Here is the painful truth that Democratic families and DEI advocates need to reckon with. Twenty-five years of science denialism about reading instruction has consequences. One of those consequences is that we do not yet have the culturally responsive, science of reading aligned materials that our children deserve. The gap is real. The gap is the direct cost of Democratic resistance to evidence. We are told that publishers, educators, and advocates are building those materials now. But we are starting from behind. And children are waiting.

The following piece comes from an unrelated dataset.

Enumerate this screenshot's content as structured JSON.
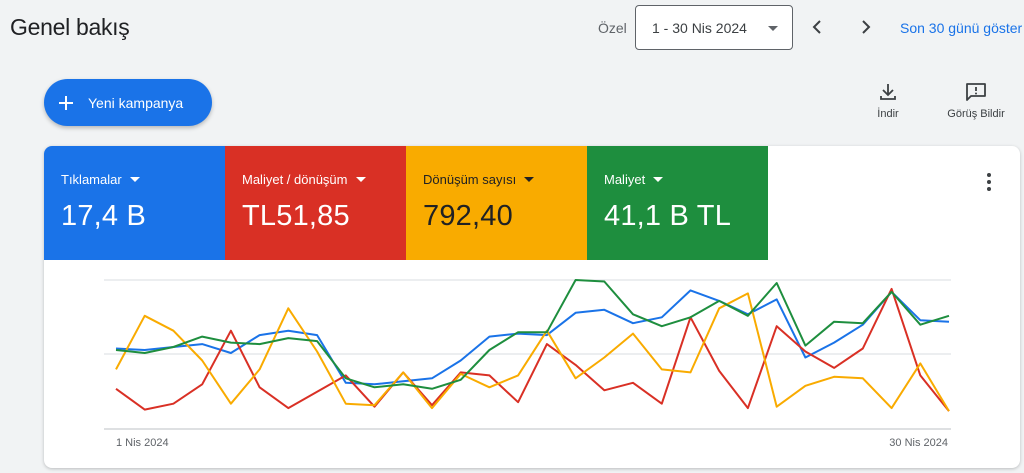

The situation in Minnesota forces a question none of us want to answer. If diversity requirements in curriculum rubrics are functioning as a barrier to the adoption of science of reading aligned materials—as they did in San Francisco—then temporarily lifting those requirements may be the pragmatic choice while better materials are built. That is an almost unbearable concession to make. But the alternative is asking children to wait for perfect materials while they fall further behind in learning to read. We must build the airplane while flying it. And we must hold ourselves accountable for landing it right.
We need both. We need evidence-based reading instruction that reflects fifty years of neuroscience, and we need literacy materials that reflect the full, magnificent, complicated range of human contribution to this world. The science exists. The stories exist. Harry Belafonte exists. Woodrow Wilson exists. Gavin Newsom exists—dyslexia and all—as living proof that learning differences do not disqualify anyone from leadership, from greatness, or from the full rights of citizenship. What we need now is the political will to stop choosing sides and start choosing kids. The House Education and Workforce Committee showed us it's possible. The question is whether the rest of us are brave enough to follow.